The December 2009 budget also expanded enhanced accelerated capital allowances for companies purchasing energy-efficient equipment to include 3 new categories of equipment, (refrigeration and cooling systems, electro-mechanical systems and catering and hospitality equipment), bringing the total number of categories to 10.
Ireland Stamp Duty
Stamp Duty is levied under the Stamp Act 1891 as amended. The Finance Act 1991 stipulates that any instrument relating to property or a transaction in Ireland must be stamped within 30 days.
Stamp duty on share transactions is 1%. Duty on transfers of real estate and immoveable property (including leases of the same) vary up to 6% for larger transactions (9% for larger residential transactions). In June 2000 the government announced that transactions on jointly-listed iteq/Nasdaq stocks would be free of stamp duty.
There are a number of ways in which stamp duty can be mitigated, if not avoided altogether, particularly on corporate transactions, the importation of capital etc. Professional advice is required on the most effective method in a given case.
Ireland Withholding Tax
Until 1999, Ireland operated an Advance Corporation Tax (ACT) and tax credit system similar to that of the UK; but Ireland has followed the UK in abolishing both ACT and tax credits. The Finance Act 1999 introduced a withholding tax for dividends paid by all Irish companies except collective investment undertakings (UCITS) at the rate of 24%; however, dividends to EU 10% parents of Irish companies escape withholding tax under the parent/subsidiary directive. There are a number of other exemptions, subject to quite complex rules, but which in general terms exempt payments made to individuals and some companies in countries with which Ireland has double tax treaties.
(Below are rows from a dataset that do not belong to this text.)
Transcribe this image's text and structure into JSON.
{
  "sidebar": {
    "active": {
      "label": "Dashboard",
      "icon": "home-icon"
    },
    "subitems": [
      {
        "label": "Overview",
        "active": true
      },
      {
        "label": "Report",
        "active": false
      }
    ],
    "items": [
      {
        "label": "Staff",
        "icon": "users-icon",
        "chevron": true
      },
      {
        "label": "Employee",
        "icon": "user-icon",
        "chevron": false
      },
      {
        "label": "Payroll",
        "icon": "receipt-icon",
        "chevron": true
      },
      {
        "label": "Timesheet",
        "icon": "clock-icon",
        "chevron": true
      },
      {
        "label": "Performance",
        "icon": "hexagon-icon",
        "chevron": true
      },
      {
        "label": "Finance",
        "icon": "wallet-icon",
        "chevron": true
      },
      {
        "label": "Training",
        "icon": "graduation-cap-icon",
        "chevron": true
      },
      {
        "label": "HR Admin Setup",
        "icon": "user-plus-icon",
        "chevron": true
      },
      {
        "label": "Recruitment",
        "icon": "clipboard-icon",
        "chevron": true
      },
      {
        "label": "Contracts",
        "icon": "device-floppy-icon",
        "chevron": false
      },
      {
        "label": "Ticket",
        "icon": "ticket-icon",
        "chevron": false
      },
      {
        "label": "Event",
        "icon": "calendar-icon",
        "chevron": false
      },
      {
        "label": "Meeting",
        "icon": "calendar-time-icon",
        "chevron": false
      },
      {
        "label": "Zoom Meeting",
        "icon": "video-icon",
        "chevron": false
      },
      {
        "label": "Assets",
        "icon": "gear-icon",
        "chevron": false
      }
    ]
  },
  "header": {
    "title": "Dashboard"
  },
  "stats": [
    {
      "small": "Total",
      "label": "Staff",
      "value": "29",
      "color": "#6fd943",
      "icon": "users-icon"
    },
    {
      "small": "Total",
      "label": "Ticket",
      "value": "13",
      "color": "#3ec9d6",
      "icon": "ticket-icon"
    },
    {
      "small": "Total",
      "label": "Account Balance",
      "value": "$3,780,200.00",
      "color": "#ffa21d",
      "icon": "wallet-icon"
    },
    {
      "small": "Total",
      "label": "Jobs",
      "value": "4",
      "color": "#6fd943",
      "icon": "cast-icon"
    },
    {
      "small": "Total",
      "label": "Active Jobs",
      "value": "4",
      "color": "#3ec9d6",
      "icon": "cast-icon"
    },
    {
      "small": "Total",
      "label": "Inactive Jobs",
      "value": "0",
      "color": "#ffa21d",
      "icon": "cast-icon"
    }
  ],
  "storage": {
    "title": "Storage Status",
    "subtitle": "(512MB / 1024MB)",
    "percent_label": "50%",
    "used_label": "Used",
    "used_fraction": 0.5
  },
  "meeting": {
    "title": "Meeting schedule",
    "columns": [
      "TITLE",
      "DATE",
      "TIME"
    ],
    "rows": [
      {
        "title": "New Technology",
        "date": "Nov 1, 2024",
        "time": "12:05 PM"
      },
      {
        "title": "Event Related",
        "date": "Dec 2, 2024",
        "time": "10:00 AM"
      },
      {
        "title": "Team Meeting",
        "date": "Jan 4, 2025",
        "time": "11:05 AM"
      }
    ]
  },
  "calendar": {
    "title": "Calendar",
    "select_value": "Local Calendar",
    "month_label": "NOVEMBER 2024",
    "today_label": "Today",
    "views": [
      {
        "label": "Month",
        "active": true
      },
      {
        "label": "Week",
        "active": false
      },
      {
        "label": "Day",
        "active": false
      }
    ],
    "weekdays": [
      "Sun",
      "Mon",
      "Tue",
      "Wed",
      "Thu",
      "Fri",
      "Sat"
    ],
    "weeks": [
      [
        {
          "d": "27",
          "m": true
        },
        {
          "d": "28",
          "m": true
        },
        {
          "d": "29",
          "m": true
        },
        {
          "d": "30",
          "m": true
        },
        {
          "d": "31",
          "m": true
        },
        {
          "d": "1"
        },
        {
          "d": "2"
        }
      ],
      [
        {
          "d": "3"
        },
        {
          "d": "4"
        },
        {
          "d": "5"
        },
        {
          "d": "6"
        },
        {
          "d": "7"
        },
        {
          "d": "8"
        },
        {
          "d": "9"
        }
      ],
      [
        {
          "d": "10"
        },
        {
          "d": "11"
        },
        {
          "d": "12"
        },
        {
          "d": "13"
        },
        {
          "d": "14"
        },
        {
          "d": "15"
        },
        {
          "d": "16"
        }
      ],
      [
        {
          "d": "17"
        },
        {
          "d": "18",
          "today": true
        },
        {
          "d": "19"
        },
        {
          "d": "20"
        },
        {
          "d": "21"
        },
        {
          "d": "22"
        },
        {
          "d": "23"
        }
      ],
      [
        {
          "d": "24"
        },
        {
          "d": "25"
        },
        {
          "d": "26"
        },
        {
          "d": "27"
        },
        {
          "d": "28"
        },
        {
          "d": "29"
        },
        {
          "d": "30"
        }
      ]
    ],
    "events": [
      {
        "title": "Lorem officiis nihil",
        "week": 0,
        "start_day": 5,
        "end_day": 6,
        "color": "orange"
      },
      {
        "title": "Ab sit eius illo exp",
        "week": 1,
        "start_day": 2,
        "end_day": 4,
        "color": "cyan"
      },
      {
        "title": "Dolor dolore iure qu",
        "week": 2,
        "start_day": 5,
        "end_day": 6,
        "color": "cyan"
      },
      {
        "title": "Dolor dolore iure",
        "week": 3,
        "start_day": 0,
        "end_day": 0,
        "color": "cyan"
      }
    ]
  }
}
Tax withheld from dividend payments has to be paid to the Collector General by the 14th day of the month following the month in which a distribution is made.
The Deposit Interest Retention Tax imposes a withholding tax of 23% (increased from 20% in 2009) on all payments of interest made on deposits.
The above information is subject to change and is provided as a guideline only. It should not be acted upon without seeking paid legal advice. Ascheri & Partners Ltd cannot be held responsible for any mis-representations contained in this information.